# LAB Neural Networks

In this lab, you will explore different ways to use the types of neural nets we explored during the lecture

## 1. We are starting from the *perceptron*

In [None]:
#install the libraries
!pip install numpy
!pip install matplotlib
!pip install scikit-learn
!pip install tensorflow

In [None]:
import numpy as np
import matplotlib.pyplot as plt
from sklearn.datasets import make_blobs
from sklearn.model_selection import train_test_split
from sklearn.linear_model import Perceptron

In [None]:
# Generate synthetic data. 
# Play around with these parameters to see how the data changes and how accurate the perceptron will be at the end
X, y = make_blobs(n_samples=100, centers=2, random_state=42)
y = y * 2 - 1  # Convert labels to -1 and 1

# Plot the data
plt.scatter(X[:, 0], X[:, 1], c=y, cmap='bwr')
plt.xlabel('Feature 1')
plt.ylabel('Feature 2')
plt.title('Synthetic Data')
plt.show()

In [None]:
# Split data into training and test sets
X_train, X_test, y_train, y_test = train_test_split(X, y, test_size=0.2, random_state=42)

In [None]:
# Train a perceptron
perceptron = Perceptron()
perceptron.fit(X_train, y_train)

In [None]:
# Evaluate the perceptron
accuracy = perceptron.score(X_test, y_test)
print(f'Test Accuracy: {accuracy}')

In [None]:
# Plot the decision boundary
plt.scatter(X[:, 0], X[:, 1], c=y, cmap='bwr')
x_values = np.linspace(X[:, 0].min(), X[:, 0].max(), 100)
y_values = -(perceptron.coef_[0][0] * x_values + perceptron.intercept_[0]) / perceptron.coef_[0][1]
plt.plot(x_values, y_values, color='black')
plt.xlabel('Feature 1')
plt.ylabel('Feature 2')
plt.title('Perceptron Decision Boundary')
plt.show()

Good job! Play around with the parameters of your simulated data and check if the perceptron is a good classifier. Can you think of any way you can apply this to your data? 

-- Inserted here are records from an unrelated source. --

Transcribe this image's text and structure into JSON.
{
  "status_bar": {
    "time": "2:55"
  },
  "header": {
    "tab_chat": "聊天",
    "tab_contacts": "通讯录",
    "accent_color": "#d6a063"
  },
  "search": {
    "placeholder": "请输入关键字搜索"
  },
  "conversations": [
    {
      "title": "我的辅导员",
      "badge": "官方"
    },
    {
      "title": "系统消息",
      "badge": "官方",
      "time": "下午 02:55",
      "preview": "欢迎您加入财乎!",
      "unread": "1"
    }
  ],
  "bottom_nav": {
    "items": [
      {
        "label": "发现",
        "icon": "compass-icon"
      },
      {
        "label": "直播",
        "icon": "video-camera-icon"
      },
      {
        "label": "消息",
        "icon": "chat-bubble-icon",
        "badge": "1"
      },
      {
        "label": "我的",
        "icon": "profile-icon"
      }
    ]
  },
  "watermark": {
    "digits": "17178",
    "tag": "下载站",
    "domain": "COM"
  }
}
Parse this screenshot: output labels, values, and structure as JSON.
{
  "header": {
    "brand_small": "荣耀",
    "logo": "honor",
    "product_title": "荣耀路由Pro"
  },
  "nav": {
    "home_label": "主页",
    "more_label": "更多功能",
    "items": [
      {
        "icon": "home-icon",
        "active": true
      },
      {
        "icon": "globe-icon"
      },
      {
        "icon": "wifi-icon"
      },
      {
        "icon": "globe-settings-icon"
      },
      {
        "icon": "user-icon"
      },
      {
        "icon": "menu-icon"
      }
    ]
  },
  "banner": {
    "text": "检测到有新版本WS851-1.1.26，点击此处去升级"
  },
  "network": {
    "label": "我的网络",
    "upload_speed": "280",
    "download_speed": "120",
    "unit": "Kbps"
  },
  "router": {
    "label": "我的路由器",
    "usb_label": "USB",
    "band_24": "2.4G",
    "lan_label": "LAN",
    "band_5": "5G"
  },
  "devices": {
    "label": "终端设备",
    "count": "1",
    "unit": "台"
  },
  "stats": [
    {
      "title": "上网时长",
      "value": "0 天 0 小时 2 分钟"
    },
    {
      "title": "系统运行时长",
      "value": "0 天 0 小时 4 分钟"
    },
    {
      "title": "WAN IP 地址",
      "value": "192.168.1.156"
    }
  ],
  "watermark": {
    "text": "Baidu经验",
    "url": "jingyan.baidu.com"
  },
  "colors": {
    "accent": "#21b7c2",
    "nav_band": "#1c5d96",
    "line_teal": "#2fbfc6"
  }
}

## 2. Moving on, we are going to explore a *single-Layer neural network*. (This neural network only has one hidden layer.) Remember the iris dataset? 

In [None]:
import numpy as np
import matplotlib.pyplot as plt
from sklearn.datasets import load_iris
from sklearn.model_selection import train_test_split
from sklearn.neural_network import MLPClassifier
from sklearn.preprocessing import StandardScaler
from sklearn.metrics import accuracy_score

In [None]:
# Load the Iris dataset
iris = load_iris()
X = iris.data
y = iris.target

# Split data into training and test sets
X_train, X_test, y_train, y_test = train_test_split(X, y, test_size=0.2, random_state=42)

# Standardize the features
scaler = StandardScaler()
X_train = scaler.fit_transform(X_train)
X_test = scaler.transform(X_test)

# Print the shape of the data
print(f'Training data shape: {X_train.shape}')
print(f'Test data shape: {X_test.shape}')

In [None]:
# Define the neural network with one hidden layer containing 10 neurons
mlp = MLPClassifier(hidden_layer_sizes=(10,), activation='relu', solver='adam', max_iter=100, verbose=True)

# Train the model
mlp.fit(X_train, y_train)

In [None]:
# Evaluate the model
y_pred = mlp.predict(X_test)
accuracy = accuracy_score(y_test, y_pred)
print(f'Test Accuracy: {accuracy}')

In [None]:
# Plot loss curve
plt.plot(mlp.loss_curve_)
plt.xlabel('Iterations')
plt.ylabel('Loss')
plt.title('Loss Curve')
plt.show()

The accuracy seems to be quite low (0.6). What can you modify in the code to improve the accuracy? Think well about the parameters of your model. 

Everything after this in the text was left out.